Le complexe de Babel
(traduit du polonais par Maryla Laurent – Seuil)
« Tu vois, toi aussi tu pourrais ! » Le narrateur de ce récit sent encore peser sur ses épaules toutes les ambitions de sa mère pour un fils qu’elle voudrait prodige, celui qui, de toute la famille, irait le plus loin. Mais cette mère possessive, frustrée par l’échec de sa vie amoureuse et sa piètre condition sociale, reste déçue dans ses attentes : le régime politique, les privations, les difficultés sociales à faire entendre sa voix ou, plus simplement, à communiquer, n’épargnent personne – pas même son fils.
Pendant la journée du 17 janvier 1997, au cours de laquelle se déroule le roman, le narrateur se remémore le quotidien banal et émouvant de sa famille dans une Pologne bouleversée par l’Histoire. En ce jour symbolique – le 17 janvier 1945, l’Armée rouge libère la capitale polonaise de cinq ans d’occupation allemande – les souvenirs affluent et le bilan de sa vie de quadragénaire met en relief sa crainte constante de ne pas être à la hauteur et son incapacité de parler des langues étrangères.

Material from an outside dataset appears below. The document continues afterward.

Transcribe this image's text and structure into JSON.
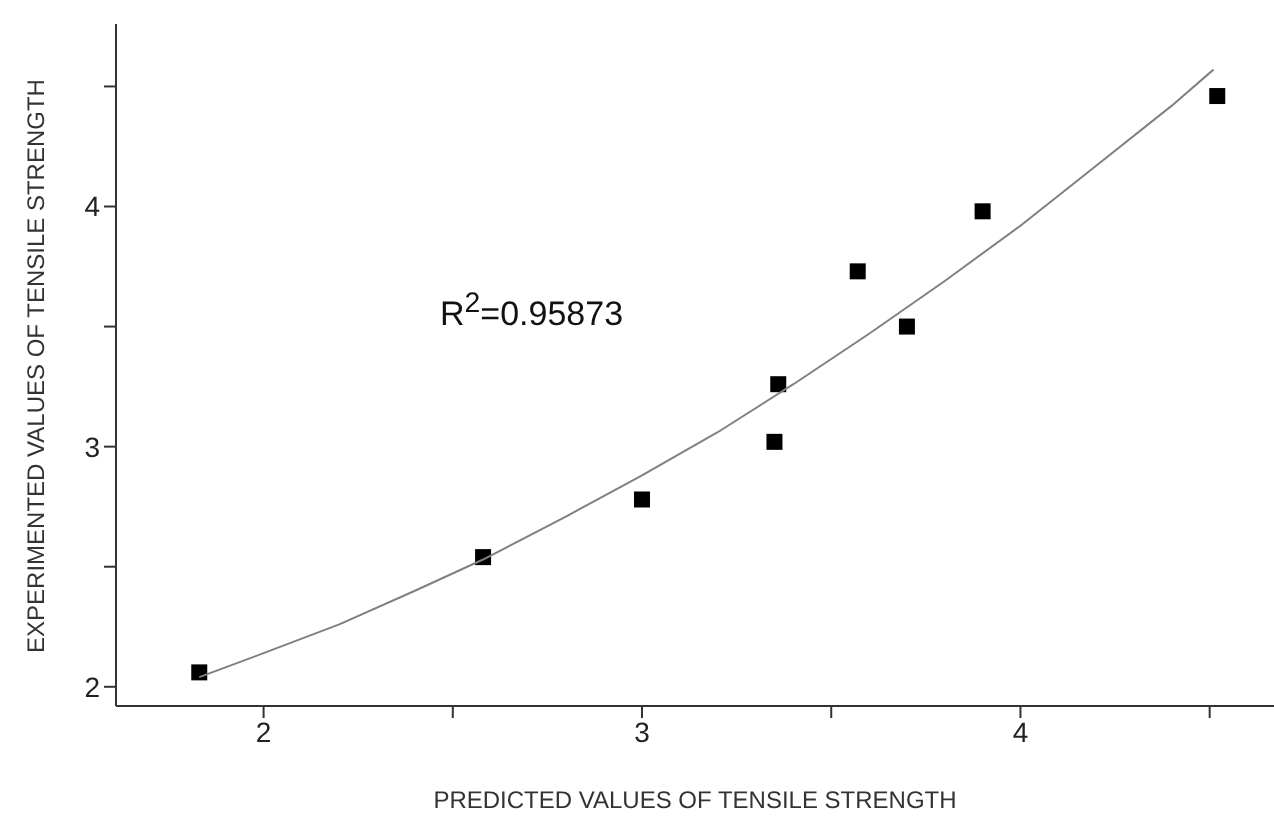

Ce même jour est aussi marqué par l’anniversaire du mariage de ses parents et le départ à la retraire de son père, qui se prépare à fêter modestement la fin de ses quarante ans de service à la pharmacie d’un hôpital de Varsovie.
Derrière la toile froissée du quotidien, le narrateur tente, avec pudeur, de recoller les morceaux épars d’un passé historiquement marqué, étonné de pouvoir parler autant.